Statuant sur requête de suspension de l'effet exécutoire du jugement entrepris : Rejette la requête de A______ tendant à la suspension de l'effet exécutoire attaché au jugement JTPI/4400/2026 rendu le 16 mars 2026 par le Tribunal de première instance dans la cause C/25225/2025. Dit qu'il sera statué sur les frais liés à la présente décision dans l'arrêt rendu sur le fond.
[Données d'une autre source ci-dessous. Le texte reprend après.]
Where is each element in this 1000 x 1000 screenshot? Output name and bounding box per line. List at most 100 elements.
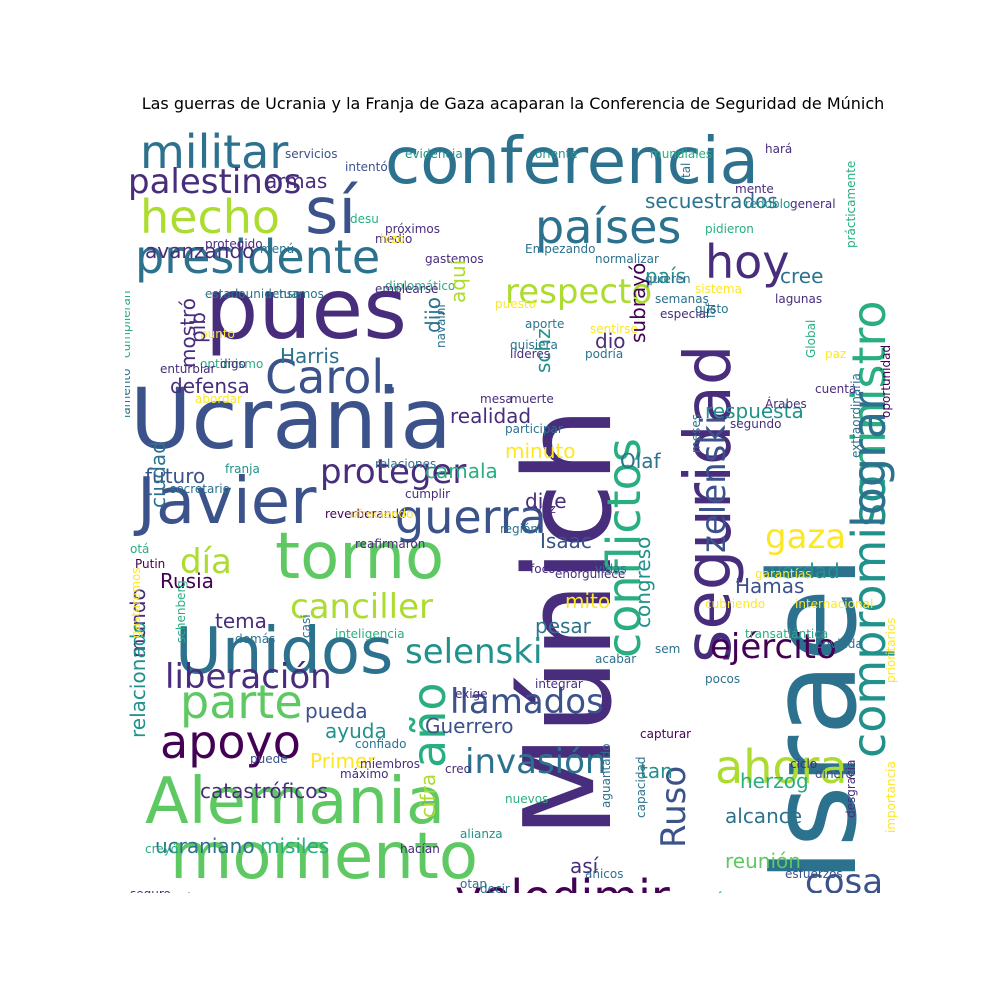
cloud-word: quisiera	[510, 338, 558, 352]
cloud-word: ministro	[842, 300, 896, 488]
cloud-word: ciclo	[790, 757, 817, 771]
cloud-word: otá	[130, 542, 149, 556]
word-cloud-canvas: Israel Múnich Ucrania pues seguridad conferen…	[125, 125, 898, 893]
cloud-word: esfuerzos	[785, 867, 843, 881]
cloud-word: Alemania	[145, 765, 445, 839]
cloud-word: invasión	[465, 742, 606, 782]
cloud-word: parte	[180, 675, 303, 729]
cloud-word: máximo	[340, 767, 389, 781]
cloud-word: próximos	[385, 222, 440, 236]
cloud-word: cumplir	[405, 487, 450, 501]
cloud-word: aguantado	[599, 743, 613, 808]
cloud-word: abordar	[195, 392, 242, 406]
cloud-word: Primer	[310, 749, 376, 773]
cloud-word: sem	[655, 642, 680, 656]
cloud-word: reverberando	[325, 507, 406, 521]
cloud-word: tal	[679, 163, 693, 178]
cloud-word: inteligencia	[335, 627, 405, 641]
cloud-word: pidieron	[705, 222, 754, 236]
cloud-word: navalni	[434, 304, 448, 348]
cloud-word: canciller	[290, 587, 433, 627]
cloud-word: apoyo	[160, 715, 301, 769]
cloud-word: aquí	[446, 258, 470, 303]
cloud-word: sí	[305, 175, 358, 249]
cloud-word: schenberg	[174, 580, 188, 643]
cloud-word: hará	[765, 142, 792, 156]
cloud-word: punto	[200, 327, 235, 341]
cloud-word: defensa	[170, 374, 250, 398]
cloud-word: vez	[535, 502, 556, 516]
cloud-word: importancia	[884, 761, 898, 833]
cloud-word: muerte	[510, 392, 554, 406]
cloud-word: laf	[704, 302, 718, 318]
cloud-word: llamados	[450, 682, 604, 722]
cloud-word: secretario	[170, 482, 230, 496]
cloud-word: confiado	[355, 737, 406, 751]
cloud-word: selenski	[405, 632, 542, 672]
cloud-word: sistema	[695, 282, 742, 296]
cloud-word: cosa	[805, 862, 883, 893]
cloud-word: guerra	[395, 490, 547, 544]
cloud-word: seguro	[130, 887, 171, 893]
cloud-word: optimismo	[200, 357, 263, 371]
cloud-word: evidencia	[405, 147, 463, 161]
cloud-word: volodimir	[455, 870, 670, 893]
cloud-word: normalizar	[595, 252, 659, 266]
cloud-word: muchas	[143, 889, 222, 893]
cloud-word: torno	[275, 520, 444, 594]
cloud-word: cuenta	[815, 382, 856, 396]
cloud-word: garantías	[755, 567, 812, 581]
cloud-word: medio	[375, 232, 412, 246]
cloud-word: dice	[525, 489, 567, 513]
cloud-word: mente	[735, 182, 774, 196]
cloud-word: Hamas	[735, 574, 804, 598]
cloud-word: así	[570, 854, 600, 878]
cloud-word: conflictos	[597, 438, 651, 658]
cloud-word: verdad	[770, 559, 840, 583]
cloud-word: Guerrero	[425, 714, 513, 738]
cloud-word: semanas	[655, 292, 709, 306]
cloud-word: estadounidense	[205, 287, 300, 301]
cloud-word: zelenski	[694, 415, 734, 553]
cloud-word: realidad	[450, 404, 531, 428]
cloud-word: diplomático	[385, 279, 455, 293]
cloud-word: mito	[565, 589, 610, 613]
cloud-word: creo	[445, 762, 471, 776]
cloud-word: decir	[480, 882, 510, 893]
cloud-word: dio	[595, 329, 626, 353]
cloud-word: podría	[585, 347, 623, 361]
cloud-word: pueda	[305, 699, 368, 723]
cloud-word: casi	[299, 614, 313, 638]
cloud-word: lograr	[842, 392, 896, 528]
cloud-word: Rusia	[160, 569, 214, 593]
cloud-word: minuto	[505, 439, 575, 463]
cloud-word: lamento	[125, 369, 133, 418]
cloud-word: momento	[170, 820, 478, 893]
cloud-word: foco	[530, 562, 556, 576]
cloud-word: ofreciendo	[350, 507, 414, 521]
cloud-word: ayuda	[325, 719, 387, 743]
cloud-word: gusto	[695, 302, 729, 316]
cloud-word: ejército	[710, 627, 837, 667]
cloud-word: año	[402, 683, 456, 769]
cloud-word: protegido	[205, 237, 263, 251]
cloud-word: nuevos	[505, 792, 548, 806]
cloud-word: capacidad	[634, 757, 648, 818]
cloud-word: segundo	[730, 417, 781, 431]
cloud-word: lagunas	[775, 292, 822, 306]
cloud-word: transatlántica	[745, 627, 828, 641]
cloud-word: liberación	[165, 657, 332, 697]
cloud-word: Israel	[745, 555, 884, 883]
cloud-word: tan	[640, 759, 673, 783]
cloud-word: paz	[825, 347, 846, 361]
cloud-word: Múnich	[500, 407, 639, 838]
cloud-word: herzog	[740, 769, 809, 793]
cloud-word: Olaf	[620, 449, 662, 473]
cloud-word: Unidos	[175, 615, 393, 689]
cloud-word: avanzando	[145, 239, 254, 263]
cloud-word: líderes	[510, 347, 550, 361]
cloud-word: país	[645, 264, 686, 288]
cloud-word: intentó	[345, 160, 388, 174]
cloud-word: desgracia	[844, 760, 858, 818]
cloud-word: proteger	[320, 452, 466, 492]
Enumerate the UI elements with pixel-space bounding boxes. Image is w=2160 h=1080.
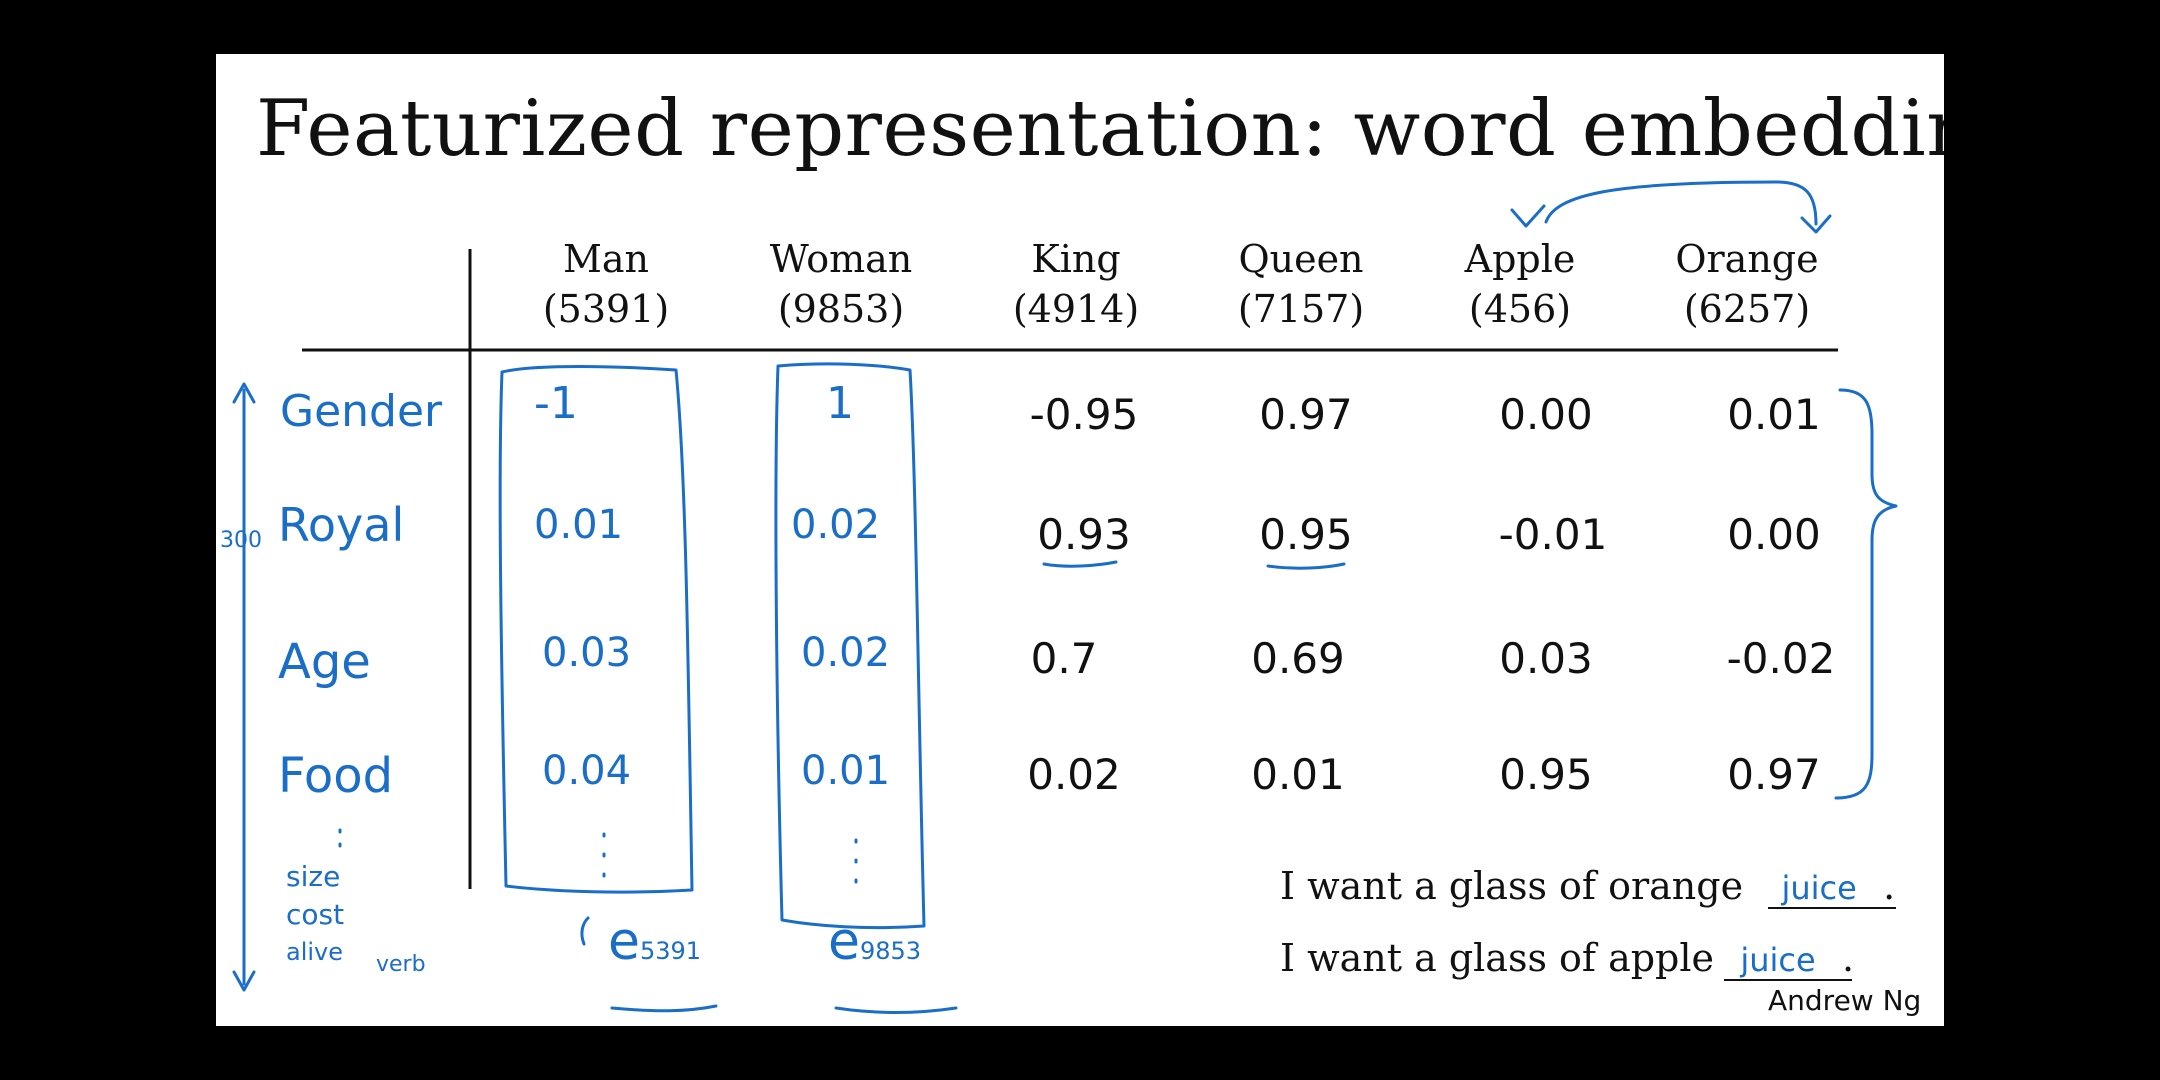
cell-woman-food: 0.01 — [801, 748, 891, 794]
cell-man-royal: 0.01 — [534, 502, 624, 548]
king-royal-underline — [1042, 560, 1118, 568]
vector-subscript: 5391 — [640, 937, 702, 965]
column-word: King — [1031, 237, 1121, 281]
relation-arrow — [1544, 180, 1818, 226]
man-label-underline — [610, 1004, 718, 1013]
sentence-orange: I want a glass of orange juice. — [1280, 864, 1895, 908]
cell-queen-age: 0.69 — [1251, 634, 1345, 683]
column-index: (7157) — [1237, 287, 1365, 331]
arrow-head-left-icon — [1510, 204, 1546, 228]
column-header-apple: Apple (456) — [1410, 234, 1630, 334]
arrow-up-icon — [232, 382, 256, 404]
column-header-orange: Orange (6257) — [1637, 234, 1857, 334]
sentence-apple: I want a glass of apple juice. — [1280, 936, 1854, 980]
vector-subscript: 9853 — [860, 937, 922, 965]
extra-feature-alive: alive — [286, 938, 344, 966]
feature-label-gender: Gender — [280, 386, 443, 437]
author-credit: Andrew Ng — [1768, 984, 1922, 1017]
cell-man-age: 0.03 — [542, 630, 632, 676]
cell-apple-royal: -0.01 — [1498, 510, 1608, 559]
cell-orange-food: 0.97 — [1727, 750, 1821, 799]
cell-apple-gender: 0.00 — [1499, 390, 1593, 439]
column-index: (6257) — [1683, 287, 1811, 331]
queen-royal-underline — [1266, 562, 1346, 570]
sentence-text: I want a glass of orange — [1280, 864, 1744, 908]
column-word: Orange — [1675, 237, 1819, 281]
cell-woman-royal: 0.02 — [791, 502, 881, 548]
vector-symbol: e — [608, 912, 640, 972]
extra-feature-cost: cost — [286, 898, 345, 931]
extra-feature-size: size — [286, 860, 341, 893]
column-header-king: King (4914) — [966, 234, 1186, 334]
vector-label-woman: e9853 — [828, 912, 921, 972]
cell-orange-gender: 0.01 — [1727, 390, 1821, 439]
vector-symbol: e — [828, 912, 860, 972]
arrow-head-right-icon — [1800, 214, 1832, 234]
column-index: (456) — [1468, 287, 1572, 331]
column-header-man: Man (5391) — [496, 234, 716, 334]
ink-layer — [232, 180, 1898, 1014]
column-index: (5391) — [542, 287, 670, 331]
slide-title: Featurized representation: word embeddin… — [256, 84, 1944, 174]
sentence-end: . — [1883, 864, 1896, 908]
slide: Featurized representation: word embeddin… — [216, 54, 1944, 1026]
arrow-down-icon — [232, 970, 256, 992]
cell-apple-food: 0.95 — [1499, 750, 1593, 799]
column-word: Queen — [1238, 237, 1364, 281]
column-header-queen: Queen (7157) — [1191, 234, 1411, 334]
cell-king-age: 0.7 — [1030, 634, 1098, 683]
column-word: Apple — [1464, 237, 1576, 281]
column-index: (9853) — [777, 287, 905, 331]
column-index: (4914) — [1012, 287, 1140, 331]
feature-label-age: Age — [278, 634, 371, 690]
man-vector-box — [498, 365, 694, 894]
sentence-blank: juice — [1781, 869, 1857, 907]
cell-king-food: 0.02 — [1027, 750, 1121, 799]
cell-man-gender: -1 — [534, 378, 578, 429]
vector-label-man: e5391 — [608, 912, 701, 972]
right-brace — [1834, 388, 1898, 800]
cell-woman-age: 0.02 — [801, 630, 891, 676]
column-word: Man — [562, 237, 650, 281]
extra-feature-verb: verb — [376, 952, 426, 977]
column-word: Woman — [769, 237, 913, 281]
feature-label-food: Food — [278, 748, 394, 804]
feature-label-royal: Royal — [278, 498, 405, 552]
cell-queen-gender: 0.97 — [1259, 390, 1353, 439]
cell-queen-food: 0.01 — [1251, 750, 1345, 799]
cell-orange-age: -0.02 — [1726, 634, 1836, 683]
woman-label-underline — [834, 1006, 958, 1014]
man-label-bracket — [580, 916, 590, 946]
cell-king-royal: 0.93 — [1037, 510, 1131, 559]
sentence-end: . — [1842, 936, 1855, 980]
cell-man-food: 0.04 — [542, 748, 632, 794]
cell-apple-age: 0.03 — [1499, 634, 1593, 683]
cell-woman-gender: 1 — [826, 378, 854, 429]
cell-orange-royal: 0.00 — [1727, 510, 1821, 559]
sentence-blank: juice — [1740, 941, 1816, 979]
column-header-woman: Woman (9853) — [731, 234, 951, 334]
woman-vector-box — [774, 362, 926, 930]
cell-king-gender: -0.95 — [1029, 390, 1139, 439]
cell-queen-royal: 0.95 — [1259, 510, 1353, 559]
sentence-text: I want a glass of apple — [1280, 936, 1715, 980]
dimension-note: 300 — [220, 528, 262, 553]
Siégeant : Madame Fabienne GEISINGER-MARIETHOZ, présidente; Madame Barbara NEVEUX, greffière.

La présidente : Fabienne GEISINGER-MARIETHOZ La greffière : Barbara NEVEUX

Indication des voies de recours :

Conformément aux art. 72 ss de la loi fédérale sur le Tribunal fédéral du 17 juin 2005 (LTF; RS 173.110), le présent arrêt peut être porté dans les trente jours qui suivent sa notification avec expédition complète (art. 100 al. 1 LTF) par-devant le Tribunal fédéral par la voie du recours en matière civile.

Le recours doit être adressé au Tribunal fédéral, 1000 Lausanne 14.

Valeur litigieuse des conclusions pécuniaires au sens de la LTF supérieure ou égale à 30'000 fr.